Well, not exactly.
Just because you create a project, initiative, or campaign doesn't mean that it's going to be successful and that people will meaningfully connect with it.
spur:6 is an efficacy framework to analyse your idea and its ability to resonate with users.
Underpinning the framework is one of spur:'s core beliefs about human behaviour: 'What's easy to do is easier not to do'.
It might be easy to click a link, to watch a video, or your non-profit's donation system but be the simplest process ever devised - yet, it's still easier to not click, watch, or donate at all.
Therefore, the question you need to ask is how to make it an easier option for people to want to be involved and take part than not. How do you engineer your solution so that taking part or engaging is easier than inaction?
The spur:6 framework consists of six key domains, each with guiding questions, that have been developed over a decade of national and international work in social change programs, campaigns, solutions and initiatives.
Is your hard work going to result meaningful outcomes or just outputs? How will you know? How will the impact be measured?
First and foremost, it is crucial to understand what you're actually seeking to improve or change. It might be that you care passionately about women's education or veteran's health and wellbeing. After a year or more of working on the problem, what would be the key indicators you'd be looking at to know the effort was successful?
The key question: How might we demonstrably know success?
Who is involved in this situation? Who does this impact? Who is tangentially effected? Who has power in this situation? Who is marginalised?
Broad demographic insights can be useful, but individual voices provide nuance. Nothing should ever be created for a group without that group involved in the process. Similarly, it is important to understand everything exists in a system, and speaking with or involving actors from around that system is crucial. Who has the power to affect change, prevent it, work against it, or support it? What do they need?
The key question: Whose voices should be in this conversation?
What are the current paradigms of those affected by the project? Where do they operate? What are their existing behaviours and habits? What resources do they have or need?
People make decisions based on a lifetime of experience. Understanding habits, patterns, paradigms, their existing systems, and processes, helps to provide critical insight of the gap between where they are and where you want to move them to. Say you want more people in your city to bike to work. On the surface is simple - but there are myriad factors as to why they might not be able to, want to, think that they can, and more. Understanding where your target group is now is the first step to moving them to the intended behavioural destination.
The key question: What behaviours and mindsets will people default to?
How do you ensure that you are getting people to take action? What is the very first action that the target group could take? How are you shortening the distance and time from the end result to immediate action?
Awareness is for those who can't get people to take action. Awareness is often crucial for social change - but it is not the goal. If we're all aware we should recycle, this doesn't mean that we do. The gap between knowing about something and doing something about it is both vast and often left unbridged. As behaviours are built upon repeated, cumulative actions, every project should look to define and catalyse action as early as is appropriate, even if that first action is small.
The key question: How might we make this the easiest option?

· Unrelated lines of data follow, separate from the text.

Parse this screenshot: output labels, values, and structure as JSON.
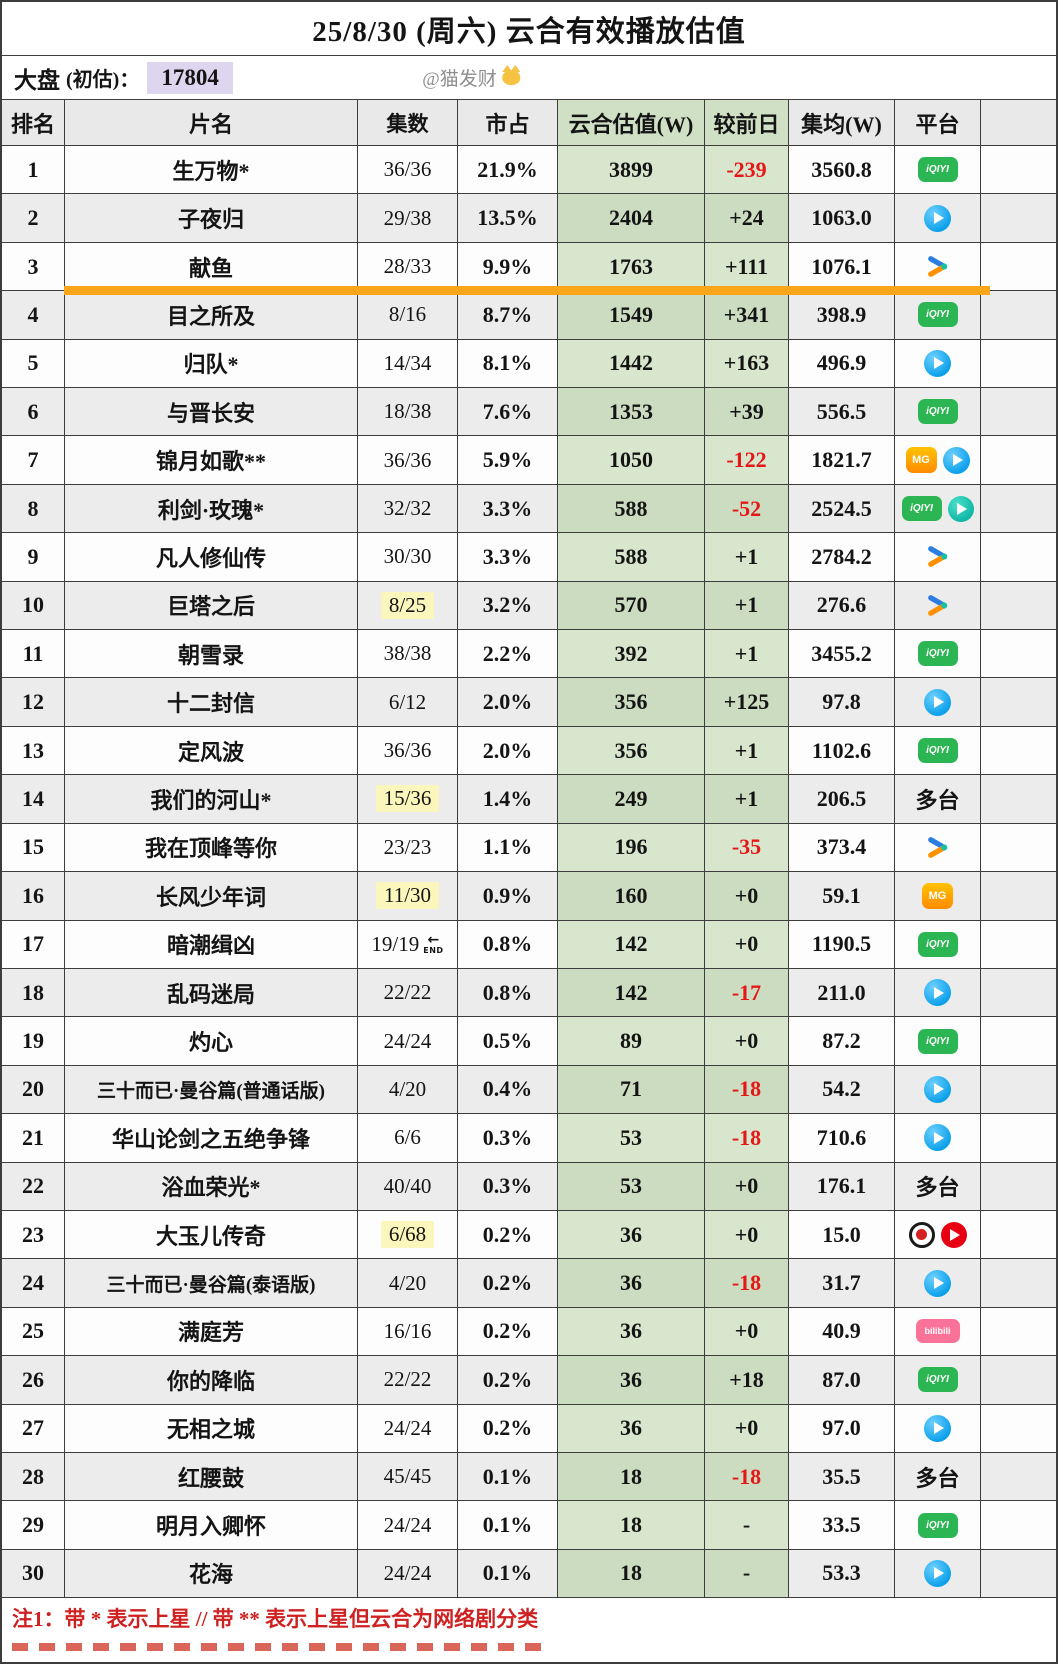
{
  "title": "25/8/30 (周六) 云合有效播放估值",
  "info": {
    "market_label": "大盘",
    "market_sub": "(初估)：",
    "market_value": "17804",
    "handle": "@猫发财",
    "handle_icon": "cat-face"
  },
  "table": {
    "columns": [
      "排名",
      "片名",
      "集数",
      "市占",
      "云合估值(W)",
      "较前日",
      "集均(W)",
      "平台"
    ],
    "rows": [
      {
        "rank": "1",
        "title": "生万物*",
        "eps": "36/36",
        "share": "21.9%",
        "est": "3899",
        "delta": "-239",
        "delta_red": true,
        "avg": "3560.8",
        "platforms": [
          "iqiyi"
        ]
      },
      {
        "rank": "2",
        "title": "子夜归",
        "eps": "29/38",
        "share": "13.5%",
        "est": "2404",
        "delta": "+24",
        "avg": "1063.0",
        "platforms": [
          "youku"
        ]
      },
      {
        "rank": "3",
        "title": "献鱼",
        "eps": "28/33",
        "share": "9.9%",
        "est": "1763",
        "delta": "+111",
        "avg": "1076.1",
        "platforms": [
          "tencent"
        ],
        "highlight_bar": true
      },
      {
        "rank": "4",
        "title": "目之所及",
        "eps": "8/16",
        "share": "8.7%",
        "est": "1549",
        "delta": "+341",
        "avg": "398.9",
        "platforms": [
          "iqiyi"
        ]
      },
      {
        "rank": "5",
        "title": "归队*",
        "eps": "14/34",
        "share": "8.1%",
        "est": "1442",
        "delta": "+163",
        "avg": "496.9",
        "platforms": [
          "youku"
        ]
      },
      {
        "rank": "6",
        "title": "与晋长安",
        "eps": "18/38",
        "share": "7.6%",
        "est": "1353",
        "delta": "+39",
        "avg": "556.5",
        "platforms": [
          "iqiyi"
        ]
      },
      {
        "rank": "7",
        "title": "锦月如歌**",
        "eps": "36/36",
        "share": "5.9%",
        "est": "1050",
        "delta": "-122",
        "delta_red": true,
        "avg": "1821.7",
        "platforms": [
          "mgtv",
          "youku"
        ]
      },
      {
        "rank": "8",
        "title": "利剑·玫瑰*",
        "eps": "32/32",
        "share": "3.3%",
        "est": "588",
        "delta": "-52",
        "delta_red": true,
        "avg": "2524.5",
        "platforms": [
          "iqiyi",
          "tencent-circle"
        ]
      },
      {
        "rank": "9",
        "title": "凡人修仙传",
        "eps": "30/30",
        "share": "3.3%",
        "est": "588",
        "delta": "+1",
        "avg": "2784.2",
        "platforms": [
          "tencent"
        ]
      },
      {
        "rank": "10",
        "title": "巨塔之后",
        "eps": "8/25",
        "eps_hl": true,
        "share": "3.2%",
        "est": "570",
        "delta": "+1",
        "avg": "276.6",
        "platforms": [
          "tencent"
        ]
      },
      {
        "rank": "11",
        "title": "朝雪录",
        "eps": "38/38",
        "share": "2.2%",
        "est": "392",
        "delta": "+1",
        "avg": "3455.2",
        "platforms": [
          "iqiyi"
        ]
      },
      {
        "rank": "12",
        "title": "十二封信",
        "eps": "6/12",
        "share": "2.0%",
        "est": "356",
        "delta": "+125",
        "avg": "97.8",
        "platforms": [
          "youku"
        ]
      },
      {
        "rank": "13",
        "title": "定风波",
        "eps": "36/36",
        "share": "2.0%",
        "est": "356",
        "delta": "+1",
        "avg": "1102.6",
        "platforms": [
          "iqiyi"
        ]
      },
      {
        "rank": "14",
        "title": "我们的河山*",
        "eps": "15/36",
        "eps_hl": true,
        "share": "1.4%",
        "est": "249",
        "delta": "+1",
        "avg": "206.5",
        "platforms": [
          "multi"
        ]
      },
      {
        "rank": "15",
        "title": "我在顶峰等你",
        "eps": "23/23",
        "share": "1.1%",
        "est": "196",
        "delta": "-35",
        "delta_red": true,
        "avg": "373.4",
        "platforms": [
          "tencent"
        ]
      },
      {
        "rank": "16",
        "title": "长风少年词",
        "eps": "11/30",
        "eps_hl": true,
        "share": "0.9%",
        "est": "160",
        "delta": "+0",
        "avg": "59.1",
        "platforms": [
          "mgtv"
        ]
      },
      {
        "rank": "17",
        "title": "暗潮缉凶",
        "eps": "19/19",
        "eps_end": true,
        "share": "0.8%",
        "est": "142",
        "delta": "+0",
        "avg": "1190.5",
        "platforms": [
          "iqiyi"
        ]
      },
      {
        "rank": "18",
        "title": "乱码迷局",
        "eps": "22/22",
        "share": "0.8%",
        "est": "142",
        "delta": "-17",
        "delta_red": true,
        "avg": "211.0",
        "platforms": [
          "youku"
        ]
      },
      {
        "rank": "19",
        "title": "灼心",
        "eps": "24/24",
        "share": "0.5%",
        "est": "89",
        "delta": "+0",
        "avg": "87.2",
        "platforms": [
          "iqiyi"
        ]
      },
      {
        "rank": "20",
        "title": "三十而已·曼谷篇(普通话版)",
        "eps": "4/20",
        "share": "0.4%",
        "est": "71",
        "delta": "-18",
        "delta_red": true,
        "avg": "54.2",
        "platforms": [
          "youku"
        ]
      },
      {
        "rank": "21",
        "title": "华山论剑之五绝争锋",
        "eps": "6/6",
        "share": "0.3%",
        "est": "53",
        "delta": "-18",
        "delta_red": true,
        "avg": "710.6",
        "platforms": [
          "youku"
        ]
      },
      {
        "rank": "22",
        "title": "浴血荣光*",
        "eps": "40/40",
        "share": "0.3%",
        "est": "53",
        "delta": "+0",
        "avg": "176.1",
        "platforms": [
          "multi"
        ]
      },
      {
        "rank": "23",
        "title": "大玉儿传奇",
        "eps": "6/68",
        "eps_hl": true,
        "share": "0.2%",
        "est": "36",
        "delta": "+0",
        "avg": "15.0",
        "platforms": [
          "red-ring",
          "red-play"
        ]
      },
      {
        "rank": "24",
        "title": "三十而已·曼谷篇(泰语版)",
        "eps": "4/20",
        "share": "0.2%",
        "est": "36",
        "delta": "-18",
        "delta_red": true,
        "avg": "31.7",
        "platforms": [
          "youku"
        ]
      },
      {
        "rank": "25",
        "title": "满庭芳",
        "eps": "16/16",
        "share": "0.2%",
        "est": "36",
        "delta": "+0",
        "avg": "40.9",
        "platforms": [
          "bilibili"
        ]
      },
      {
        "rank": "26",
        "title": "你的降临",
        "eps": "22/22",
        "share": "0.2%",
        "est": "36",
        "delta": "+18",
        "avg": "87.0",
        "platforms": [
          "iqiyi"
        ]
      },
      {
        "rank": "27",
        "title": "无相之城",
        "eps": "24/24",
        "share": "0.2%",
        "est": "36",
        "delta": "+0",
        "avg": "97.0",
        "platforms": [
          "youku"
        ]
      },
      {
        "rank": "28",
        "title": "红腰鼓",
        "eps": "45/45",
        "share": "0.1%",
        "est": "18",
        "delta": "-18",
        "delta_red": true,
        "avg": "35.5",
        "platforms": [
          "multi"
        ]
      },
      {
        "rank": "29",
        "title": "明月入卿怀",
        "eps": "24/24",
        "share": "0.1%",
        "est": "18",
        "delta": "-",
        "avg": "33.5",
        "platforms": [
          "iqiyi"
        ]
      },
      {
        "rank": "30",
        "title": "花海",
        "eps": "24/24",
        "share": "0.1%",
        "est": "18",
        "delta": "-",
        "avg": "53.3",
        "platforms": [
          "youku"
        ]
      }
    ]
  },
  "platform_labels": {
    "multi": "多台",
    "iqiyi": "iQIYI",
    "bilibili": "bilibili",
    "mgtv": "MG"
  },
  "end_marker": {
    "arrow": "←",
    "label": "END"
  },
  "footer": {
    "note1": "注1：带 * 表示上星 // 带 ** 表示上星但云合为网络剧分类"
  },
  "colors": {
    "highlight_bar": "#f9a61a",
    "green_cell": "#d8e6cd",
    "market_value_bg": "#ded5ee",
    "negative_red": "#e51717",
    "header_bg": "#e9e9e9",
    "episode_highlight": "#fbf6bb",
    "footnote_red": "#cf2121"
  },
  "chart_data": {
    "type": "table",
    "title": "25/8/30 (周六) 云合有效播放估值",
    "subtitle": "大盘 (初估)：17804",
    "columns": [
      "排名",
      "片名",
      "集数",
      "市占",
      "云合估值(W)",
      "较前日",
      "集均(W)",
      "平台"
    ],
    "rows": [
      [
        "1",
        "生万物*",
        "36/36",
        "21.9%",
        3899,
        -239,
        3560.8,
        "iqiyi"
      ],
      [
        "2",
        "子夜归",
        "29/38",
        "13.5%",
        2404,
        24,
        1063.0,
        "youku"
      ],
      [
        "3",
        "献鱼",
        "28/33",
        "9.9%",
        1763,
        111,
        1076.1,
        "tencent"
      ],
      [
        "4",
        "目之所及",
        "8/16",
        "8.7%",
        1549,
        341,
        398.9,
        "iqiyi"
      ],
      [
        "5",
        "归队*",
        "14/34",
        "8.1%",
        1442,
        163,
        496.9,
        "youku"
      ],
      [
        "6",
        "与晋长安",
        "18/38",
        "7.6%",
        1353,
        39,
        556.5,
        "iqiyi"
      ],
      [
        "7",
        "锦月如歌**",
        "36/36",
        "5.9%",
        1050,
        -122,
        1821.7,
        "mgtv+youku"
      ],
      [
        "8",
        "利剑·玫瑰*",
        "32/32",
        "3.3%",
        588,
        -52,
        2524.5,
        "iqiyi+tencent"
      ],
      [
        "9",
        "凡人修仙传",
        "30/30",
        "3.3%",
        588,
        1,
        2784.2,
        "tencent"
      ],
      [
        "10",
        "巨塔之后",
        "8/25",
        "3.2%",
        570,
        1,
        276.6,
        "tencent"
      ],
      [
        "11",
        "朝雪录",
        "38/38",
        "2.2%",
        392,
        1,
        3455.2,
        "iqiyi"
      ],
      [
        "12",
        "十二封信",
        "6/12",
        "2.0%",
        356,
        125,
        97.8,
        "youku"
      ],
      [
        "13",
        "定风波",
        "36/36",
        "2.0%",
        356,
        1,
        1102.6,
        "iqiyi"
      ],
      [
        "14",
        "我们的河山*",
        "15/36",
        "1.4%",
        249,
        1,
        206.5,
        "多台"
      ],
      [
        "15",
        "我在顶峰等你",
        "23/23",
        "1.1%",
        196,
        -35,
        373.4,
        "tencent"
      ],
      [
        "16",
        "长风少年词",
        "11/30",
        "0.9%",
        160,
        0,
        59.1,
        "mgtv"
      ],
      [
        "17",
        "暗潮缉凶",
        "19/19 END",
        "0.8%",
        142,
        0,
        1190.5,
        "iqiyi"
      ],
      [
        "18",
        "乱码迷局",
        "22/22",
        "0.8%",
        142,
        -17,
        211.0,
        "youku"
      ],
      [
        "19",
        "灼心",
        "24/24",
        "0.5%",
        89,
        0,
        87.2,
        "iqiyi"
      ],
      [
        "20",
        "三十而已·曼谷篇(普通话版)",
        "4/20",
        "0.4%",
        71,
        -18,
        54.2,
        "youku"
      ],
      [
        "21",
        "华山论剑之五绝争锋",
        "6/6",
        "0.3%",
        53,
        -18,
        710.6,
        "youku"
      ],
      [
        "22",
        "浴血荣光*",
        "40/40",
        "0.3%",
        53,
        0,
        176.1,
        "多台"
      ],
      [
        "23",
        "大玉儿传奇",
        "6/68",
        "0.2%",
        36,
        0,
        15.0,
        "red-ring+red-play"
      ],
      [
        "24",
        "三十而已·曼谷篇(泰语版)",
        "4/20",
        "0.2%",
        36,
        -18,
        31.7,
        "youku"
      ],
      [
        "25",
        "满庭芳",
        "16/16",
        "0.2%",
        36,
        0,
        40.9,
        "bilibili"
      ],
      [
        "26",
        "你的降临",
        "22/22",
        "0.2%",
        36,
        18,
        87.0,
        "iqiyi"
      ],
      [
        "27",
        "无相之城",
        "24/24",
        "0.2%",
        36,
        0,
        97.0,
        "youku"
      ],
      [
        "28",
        "红腰鼓",
        "45/45",
        "0.1%",
        18,
        -18,
        35.5,
        "多台"
      ],
      [
        "29",
        "明月入卿怀",
        "24/24",
        "0.1%",
        18,
        null,
        33.5,
        "iqiyi"
      ],
      [
        "30",
        "花海",
        "24/24",
        "0.1%",
        18,
        null,
        53.3,
        "youku"
      ]
    ],
    "note": "注1：带 * 表示上星 // 带 ** 表示上星但云合为网络剧分类"
  }
}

Who are our target users surrounded by? What will this mean for their social group? How do we help them feel part of something bigger than themselves?

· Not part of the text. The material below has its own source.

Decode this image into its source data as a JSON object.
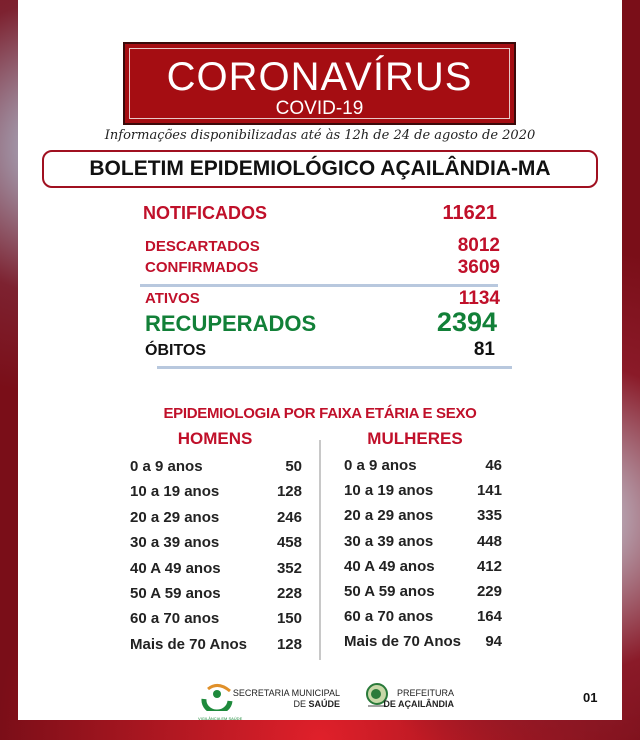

Humans are social creatures. We're influenced by the people around us and our idea of what our identity is. This is important to underline as social change and behaviour takes time. Not only will fostering a community around your project engage people in the first place, but keep them engaged, too.
Key question: How might we build a sense of community and connection?
What words are we using and what do they really mean? Are we communicating with bias, or unintended meaning? Who are we speaking to and what words do they need to hear?
Words create meaning and intent - they shape how we perceive ourselves and our environment. An d they do this often without us even aware that it happens. The unconscious mind can't help but quickly process the words it is given, and assigns meaning to these automatically. It is only with effort that we can interrogate our reaction to words and phrases (see Kahneman's System 1 and System 2).
For example, "Get involved" vs "don't miss out" are similar in intent, but understood my the mind very differently. The first implores initiative action (as above, this requires effort on the part of the audience to gain something they might not even want or consider worth the effort) whereas the second implies that something important is happening already (and, by not participating, one might lose something valuable).
Key question: What might be the result of the words being used?